Ноготком, осторожно приподымаю я край одеяла и выглядываю одним глазом. Золотой, дробящийся луч лампады сторожит меня, тянет к себе. Нет, они все так же за стеклами, так же моргают и смотрят. Один я и они… Жуть охватывает меня. Я вижу, как в темном углу белое что-то шевелится, подается вперед и тонет, точно высматривает и прячется. Васька!.. Он, это он… Я кричу так, что вздрагивает луч лампады, и старая Домна почти скатывается с лежанки.
– Васька там!.. Васька…
– У, полуношник… ни свет, ни заря… Вышвырну вот за дверь… День-деньской покою нет… Чего разорался?.. У, боль-шой бесстыдник!.. Пожалюсь мамаше-то…
Я плачу, сидя на подушке, слезы капают на грудь и ползут по животу, щекочут.
– Ты… ты хра-пи-ишь… а там Васька…
– Тьфу!., пустая болтушка… Ну, какой тебе Васька тут?., юбку повесила… У-у… уйду вот, возьму, на куфню… Васька!.. Где он, Васька?..
И в ее голосе я чувствую сомнение и тревогу.
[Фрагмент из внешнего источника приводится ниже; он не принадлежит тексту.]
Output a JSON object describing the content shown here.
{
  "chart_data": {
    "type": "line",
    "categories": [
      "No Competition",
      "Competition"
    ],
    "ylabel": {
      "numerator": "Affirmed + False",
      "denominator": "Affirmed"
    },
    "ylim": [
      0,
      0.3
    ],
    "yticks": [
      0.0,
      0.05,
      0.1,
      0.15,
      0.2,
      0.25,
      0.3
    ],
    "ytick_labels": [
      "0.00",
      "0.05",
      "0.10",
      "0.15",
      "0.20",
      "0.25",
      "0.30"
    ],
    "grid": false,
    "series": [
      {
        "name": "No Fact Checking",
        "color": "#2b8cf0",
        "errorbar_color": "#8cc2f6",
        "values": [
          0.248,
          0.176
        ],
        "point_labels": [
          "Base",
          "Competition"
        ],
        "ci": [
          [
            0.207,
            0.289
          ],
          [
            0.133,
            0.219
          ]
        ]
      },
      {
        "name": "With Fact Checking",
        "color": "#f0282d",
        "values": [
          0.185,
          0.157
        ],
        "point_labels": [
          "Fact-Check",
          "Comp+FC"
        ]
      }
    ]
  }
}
Она протирает глаза, она глядит в темный, подозрительный угол.
– И нет ничего… – Вздох. – Чего ему здесь… В раю он теперь… Спи…
…В раю!.. Это что-то чудесное. Там так хорошо, там четыре реки, широкие дорожки, всегда солнце и белые и розовые птицы… и золотые лужайки.
И в этом свете и золоте – он, босой, со сбитыми волосами и голыми ногами, с присохшими полосками грязи в пальцах.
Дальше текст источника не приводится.